6.s897 ML for Healthcare Final Project

Worked with Sooraj Boominathan and Kevin Weng for 6.s897 Final Project

For our final project, we worked on predicting patient re-hospitalization for psychiatric patients. We learned a low-dimensional representation for each patient and found that this improved prediction. Writeup and poster here.


6.837 Computer Graphics Final Project

Worked with Emily Weng for 6.837 Final Project

We implemented Craig Reynold's algorithm for simulated flocking in C++. Writeup and video here.

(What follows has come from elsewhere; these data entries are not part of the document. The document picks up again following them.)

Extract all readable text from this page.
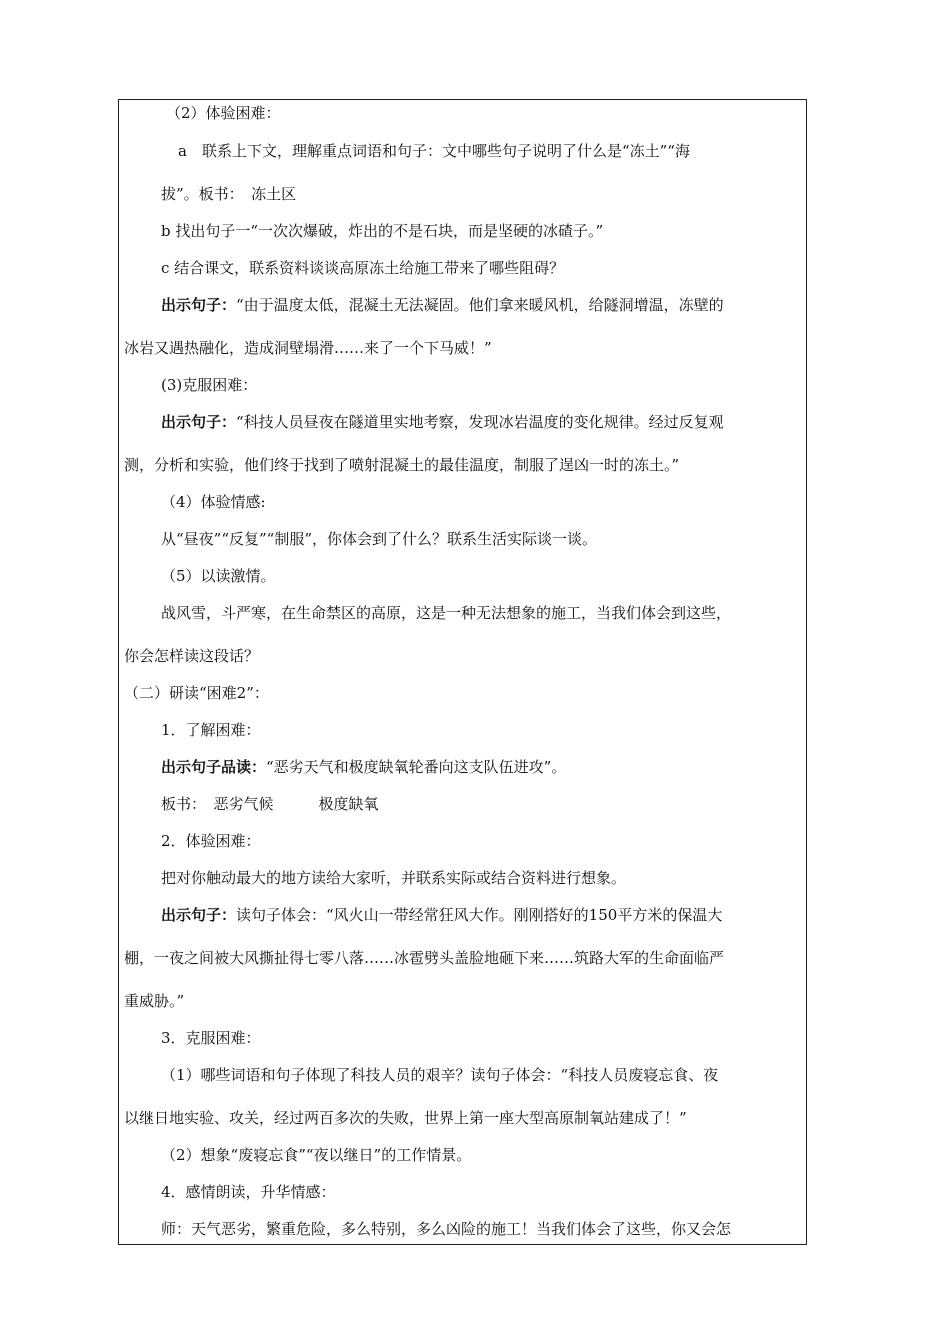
（2）体验困难：

a　联系上下文，理解重点词语和句子：文中哪些句子说明了什么是“冻土”“海

拔”。板书：　冻土区

b 找出句子一“一次次爆破，炸出的不是石块，而是坚硬的冰碴子。”

c 结合课文，联系资料谈谈高原冻土给施工带来了哪些阻碍？

出示句子：“由于温度太低，混凝土无法凝固。他们拿来暖风机，给隧洞增温，冻壁的

冰岩又遇热融化，造成洞壁塌滑……来了一个下马威！”

(3)克服困难：

出示句子：“科技人员昼夜在隧道里实地考察，发现冰岩温度的变化规律。经过反复观

测，分析和实验，他们终于找到了喷射混凝土的最佳温度，制服了逞凶一时的冻土。”

（4）体验情感:

从“昼夜”“反复”“制服”，你体会到了什么？联系生活实际谈一谈。

（5）以读激情。

战风雪，斗严寒，在生命禁区的高原，这是一种无法想象的施工，当我们体会到这些，

你会怎样读这段话？

（二）研读“困难2”：

1．了解困难：

出示句子品读：“恶劣天气和极度缺氧轮番向这支队伍进攻”。

板书：　恶劣气候　　　极度缺氧

2．体验困难：

把对你触动最大的地方读给大家听，并联系实际或结合资料进行想象。

出示句子：读句子体会：“风火山一带经常狂风大作。刚刚搭好的150平方米的保温大

棚，一夜之间被大风撕扯得七零八落……冰雹劈头盖脸地砸下来……筑路大军的生命面临严

重威胁。”

3．克服困难：

（1）哪些词语和句子体现了科技人员的艰辛？读句子体会：“科技人员废寝忘食、夜

以继日地实验、攻关，经过两百多次的失败，世界上第一座大型高原制氧站建成了！”

（2）想象“废寝忘食”“夜以继日”的工作情景。

4．感情朗读，升华情感：

师：天气恶劣，繁重危险，多么特别，多么凶险的施工！当我们体会了这些，你又会怎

6.854 Grad Algorithms Final Project

Worked with Oliver Ren for 6.854 Final Project

We synthesize the results from On the Quickest Flow Problem in Dynamic Networks – A Parametric Min-Cost Flow Approach (SIAM, 2015) and Cancel-and-tighten algorithm for quickest flow problems (Networks Volume 69, 2017). The goal of our paper is to summarize and clearly explain both Lin and Jaillet's cost-scaling algorithm as well as Saho and Shigeno's improvements.


Grafitti

Collaborated with Kevin Weng for 6.178 IAP web competition 2016

Used Meteor, MongoDB, and D3.js to build "Graffiti," a web-app which allows users to post disappearing messages to an unstructured message board. Users can vote on posts to keep them from fading.
Won 2nd place in 6.148 Rookie Division!


DBShare

Collaborated with Sooraj Boominathan, Nathan Yu, and Nan Hu for Dartmouth Hackday 2016

Used Node.js and MongoDB to build "DBShare," a web-app which allows Dartmouth students to share their spare dining passes with other students.


MercuryRice

Institute for Data, Systems, and Society & Joint Program on the Science and Policy of Global Change 2016

Built static HTML pages to display mercury levels in China using Python Bokeh. The content of the website is still in progress. The site, as it is now, can be viewed here.


Clippd

Collaborated with Sooraj Boominathan and Kevin Weng for HACK MIT 2016

Built a web app which can take a YouTube url and produce a 'sound board' of words which are spoken in the video. Users can use buttons from this sound board to form strings. Our app can then use this string to cut-and-paste an edited version of the video which only includes the desired words.